Rudd plays Alvin, nominal supervisor at a very lonely job: painting traffic lines and posting reflective plastic on a road in an area of Texas that has been ravaged by wildfires. As the movie opens, Alvin has just brought on Lance (Emile Hirsch) to help out, as a favor to Madison (Alvin's girlfriend and Lance's sister). They're already at odds over Alvin's violation of what Lance calls their "equal time boombox agreement" (the movie is set in 1988)—Alvin wants to listen to his language tapes, which make Lance drowsy. That's their relationship in a buddy-picture nutshell: Alvin earnestly, awkwardly, and somewhat pompously seeks to improve his upstanding self, while Lance grouses and wants to have more fun. Ninety percent or so of the dialogue, written by Green in that familiar off-kilter phrasing, comes from them; only a handful of other characters have any lines at all. This sparseness carries over to their environment: they're surrounded by endless road, but encounter few cars, and endless trees, but many stripped to bark and branches. In some shots, Alvin and Lance may as well be walking around on the moon, and Prince Avalanche is perhaps the fullest expression of Green's fascination of the place where nature meets post-industrial rubble.
Striking compositions from Green's longtime cinematographer Tim Orr capture this invisible line, like one of yellow highway paint spilling into a stream, keep the movie from becoming a stagy two-hander. Instead, the stage-style isolation brings pathos to the comedy, which is substantial despite the melancholic overtones; it's like the funny, fuck-around bits of Green's earlier movies like All the Real Girls, or the more digressive bits of dialogue from Pineapple Express. Green was often compared to Malick in the first section of his career, and the campsite where Alvin and Lance make their temporary home recalls the tree-fort weirdness of Badlands—though Green has never been as dreamy or rapturous as his filmmaking ancestor, and these characters don't have the searching soulfulness of many Malick heroes (or the quiet mania of the couple in Badlands). They're closer to the ground, and Green flirts with condescending to their petty, sometimes clueless concerns.
But the movie is too funny and, even in its conflicts, too chummy to cross that line.

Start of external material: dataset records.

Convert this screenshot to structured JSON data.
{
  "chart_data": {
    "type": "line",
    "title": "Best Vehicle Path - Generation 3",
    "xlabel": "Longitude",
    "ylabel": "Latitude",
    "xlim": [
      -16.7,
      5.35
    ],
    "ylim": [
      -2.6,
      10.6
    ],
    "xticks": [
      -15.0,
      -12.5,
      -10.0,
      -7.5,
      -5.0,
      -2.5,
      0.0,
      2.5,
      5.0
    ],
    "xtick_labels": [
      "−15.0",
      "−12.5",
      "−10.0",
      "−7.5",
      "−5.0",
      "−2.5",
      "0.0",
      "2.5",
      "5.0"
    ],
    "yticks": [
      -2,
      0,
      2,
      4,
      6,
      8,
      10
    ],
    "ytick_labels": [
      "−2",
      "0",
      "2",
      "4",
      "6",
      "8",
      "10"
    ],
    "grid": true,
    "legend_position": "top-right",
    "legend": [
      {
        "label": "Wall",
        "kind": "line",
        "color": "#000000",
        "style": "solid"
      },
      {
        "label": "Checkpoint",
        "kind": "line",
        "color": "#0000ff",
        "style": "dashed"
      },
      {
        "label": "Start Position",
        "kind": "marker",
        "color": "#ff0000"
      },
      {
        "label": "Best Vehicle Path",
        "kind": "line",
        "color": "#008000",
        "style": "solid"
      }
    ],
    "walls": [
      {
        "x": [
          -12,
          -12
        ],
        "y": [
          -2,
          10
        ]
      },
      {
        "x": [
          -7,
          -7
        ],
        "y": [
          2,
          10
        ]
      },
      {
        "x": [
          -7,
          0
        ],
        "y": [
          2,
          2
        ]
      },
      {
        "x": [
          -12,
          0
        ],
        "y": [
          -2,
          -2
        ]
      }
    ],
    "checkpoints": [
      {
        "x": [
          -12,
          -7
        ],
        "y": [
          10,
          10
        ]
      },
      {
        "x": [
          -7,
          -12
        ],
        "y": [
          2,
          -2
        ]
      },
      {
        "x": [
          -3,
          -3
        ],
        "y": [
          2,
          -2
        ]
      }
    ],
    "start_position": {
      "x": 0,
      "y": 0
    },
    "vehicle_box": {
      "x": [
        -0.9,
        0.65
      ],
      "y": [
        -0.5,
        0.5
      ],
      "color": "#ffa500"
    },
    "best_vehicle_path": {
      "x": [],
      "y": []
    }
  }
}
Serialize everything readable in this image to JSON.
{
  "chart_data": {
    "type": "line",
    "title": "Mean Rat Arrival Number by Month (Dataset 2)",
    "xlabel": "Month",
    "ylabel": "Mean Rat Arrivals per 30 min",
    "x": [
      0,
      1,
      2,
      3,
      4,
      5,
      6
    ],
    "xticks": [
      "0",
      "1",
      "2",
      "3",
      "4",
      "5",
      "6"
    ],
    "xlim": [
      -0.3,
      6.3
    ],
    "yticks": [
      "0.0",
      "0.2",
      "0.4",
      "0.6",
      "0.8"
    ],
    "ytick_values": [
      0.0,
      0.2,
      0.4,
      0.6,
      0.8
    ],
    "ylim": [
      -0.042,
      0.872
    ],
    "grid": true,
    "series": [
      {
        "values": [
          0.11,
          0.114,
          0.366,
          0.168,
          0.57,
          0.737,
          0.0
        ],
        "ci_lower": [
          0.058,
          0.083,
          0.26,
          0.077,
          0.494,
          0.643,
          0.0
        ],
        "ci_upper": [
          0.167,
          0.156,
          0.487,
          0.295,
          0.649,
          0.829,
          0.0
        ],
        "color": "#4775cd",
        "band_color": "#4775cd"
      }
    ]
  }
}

Rudd, perhaps the most versatile comic leading man in the business, adds another note to his repertoire as a man whose desire to be seen as a provider and an authority figure may exceed his abilities, and Hirsch, a little doughier than usual, betrays no vanity as his goofy protégé. I didn't even miss Paul Schneider or Danny McBride, who might've played a modified version of this dynamic earlier in Green's career. In his more recent studio comedies, the seams between the comedy and the poetry sometimes showed; with Prince Avalanche, he hasn't so much rediscovered his indie calling as remembered how to make the seams a part of the movie again.